Let X1,X2,…,Xn be i.i.d. random variables with mean μ and variance σ2 . Denote the sample mean by X¯¯¯¯n=∑ni=1Xin .
Assume that n is large enough that the central limit theorem (clt) holds. Find a random variable Z with approximate distribution N(0,1) , in terms of X¯¯¯¯n , n , μ and σ . (Note that μ and σ2 refers to the mean and variance of Xi , not X¯¯¯¯n .)
It is the sample mean minus the mean mu divided by the sample variance
(barX_n-mu)/(sigma/sqrt(n))
continuation of the above question:
Z∼N(0,1) for Z=
Correction: divided by sample standard deviation
To find a random variable Z with an approximate distribution N(0,1), we can make use of the Central Limit Theorem (CLT). According to the CLT, for a large enough sample size n, the distribution of the sample mean X̄n approaches a normal distribution with mean μ and standard deviation σ/√n.

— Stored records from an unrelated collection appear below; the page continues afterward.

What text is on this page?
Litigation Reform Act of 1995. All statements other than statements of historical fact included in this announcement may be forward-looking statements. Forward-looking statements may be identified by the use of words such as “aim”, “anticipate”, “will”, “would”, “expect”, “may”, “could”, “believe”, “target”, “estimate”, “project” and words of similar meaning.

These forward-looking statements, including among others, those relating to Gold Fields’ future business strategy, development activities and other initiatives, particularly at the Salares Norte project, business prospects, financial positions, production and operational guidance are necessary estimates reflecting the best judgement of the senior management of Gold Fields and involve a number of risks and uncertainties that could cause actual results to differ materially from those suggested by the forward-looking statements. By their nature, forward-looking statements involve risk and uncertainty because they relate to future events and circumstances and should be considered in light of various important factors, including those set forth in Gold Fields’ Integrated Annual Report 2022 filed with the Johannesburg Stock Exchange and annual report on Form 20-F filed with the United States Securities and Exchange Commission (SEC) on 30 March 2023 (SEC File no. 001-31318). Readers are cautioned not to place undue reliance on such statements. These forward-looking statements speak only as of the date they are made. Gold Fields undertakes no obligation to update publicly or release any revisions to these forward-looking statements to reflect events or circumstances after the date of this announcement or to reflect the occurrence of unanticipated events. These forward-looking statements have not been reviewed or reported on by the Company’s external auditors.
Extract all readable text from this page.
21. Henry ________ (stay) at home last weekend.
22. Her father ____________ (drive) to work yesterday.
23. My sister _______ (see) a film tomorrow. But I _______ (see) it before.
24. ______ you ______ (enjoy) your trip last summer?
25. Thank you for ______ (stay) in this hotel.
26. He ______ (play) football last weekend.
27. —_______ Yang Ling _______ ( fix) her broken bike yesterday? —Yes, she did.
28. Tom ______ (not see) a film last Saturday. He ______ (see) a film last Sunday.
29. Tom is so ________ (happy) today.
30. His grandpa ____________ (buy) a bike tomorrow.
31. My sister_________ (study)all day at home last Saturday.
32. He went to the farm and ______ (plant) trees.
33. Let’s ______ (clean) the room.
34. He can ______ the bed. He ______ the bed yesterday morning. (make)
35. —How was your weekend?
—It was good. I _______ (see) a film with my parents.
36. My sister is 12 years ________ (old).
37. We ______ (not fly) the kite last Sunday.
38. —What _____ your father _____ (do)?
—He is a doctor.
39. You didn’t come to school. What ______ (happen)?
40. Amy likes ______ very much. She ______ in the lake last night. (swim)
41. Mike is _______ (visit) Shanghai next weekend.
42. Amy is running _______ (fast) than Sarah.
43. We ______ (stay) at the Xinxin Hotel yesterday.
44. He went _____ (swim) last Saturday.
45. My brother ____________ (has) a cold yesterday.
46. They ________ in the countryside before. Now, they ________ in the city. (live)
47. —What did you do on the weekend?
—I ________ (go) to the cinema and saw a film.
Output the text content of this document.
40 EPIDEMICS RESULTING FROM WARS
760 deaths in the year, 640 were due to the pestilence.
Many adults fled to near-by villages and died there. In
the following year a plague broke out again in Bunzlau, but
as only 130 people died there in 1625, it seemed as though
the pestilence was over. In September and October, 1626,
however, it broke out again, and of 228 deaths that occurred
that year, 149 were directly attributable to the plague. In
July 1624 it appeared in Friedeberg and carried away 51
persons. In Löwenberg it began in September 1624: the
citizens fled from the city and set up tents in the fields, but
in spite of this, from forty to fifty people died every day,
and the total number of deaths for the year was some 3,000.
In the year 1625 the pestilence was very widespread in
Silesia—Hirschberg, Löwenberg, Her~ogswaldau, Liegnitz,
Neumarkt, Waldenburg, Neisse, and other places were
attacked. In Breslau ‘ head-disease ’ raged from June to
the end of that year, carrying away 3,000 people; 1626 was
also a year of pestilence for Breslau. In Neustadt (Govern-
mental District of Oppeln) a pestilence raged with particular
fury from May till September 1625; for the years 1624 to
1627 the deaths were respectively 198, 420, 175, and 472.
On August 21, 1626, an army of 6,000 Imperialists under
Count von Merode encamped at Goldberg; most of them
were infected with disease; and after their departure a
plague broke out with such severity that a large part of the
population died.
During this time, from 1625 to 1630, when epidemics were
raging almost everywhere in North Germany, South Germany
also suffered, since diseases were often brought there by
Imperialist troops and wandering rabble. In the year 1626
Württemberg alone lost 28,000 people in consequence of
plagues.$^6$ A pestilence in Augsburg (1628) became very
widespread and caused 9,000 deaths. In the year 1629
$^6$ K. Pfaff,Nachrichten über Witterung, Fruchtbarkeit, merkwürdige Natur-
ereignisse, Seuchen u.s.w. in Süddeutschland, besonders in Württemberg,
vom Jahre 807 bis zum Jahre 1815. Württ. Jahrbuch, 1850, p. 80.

Since we are interested in finding a random variable Z with a standard normal distribution N(0,1), we need to standardize X̄n.
The standardization formula is given by:
Z = (X̄n - μ) / (σ/√n)
Explanation of formula:
1. Subtract the mean μ from the sample mean X̄n. We do this to center the distribution at zero.
2. Divide the result by the standard deviation of the sample mean, which is σ/√n. This step scales the distribution.
Now, using the given information, we substitute X̄n, σ, μ, and n into the standardization formula:
Z = (X̄n - μ) / (σ/√n)
Therefore, the random variable Z with an approximate distribution N(0,1) can be found by standardizing X̄n using the formula Z = (X̄n - μ) / (σ/√n).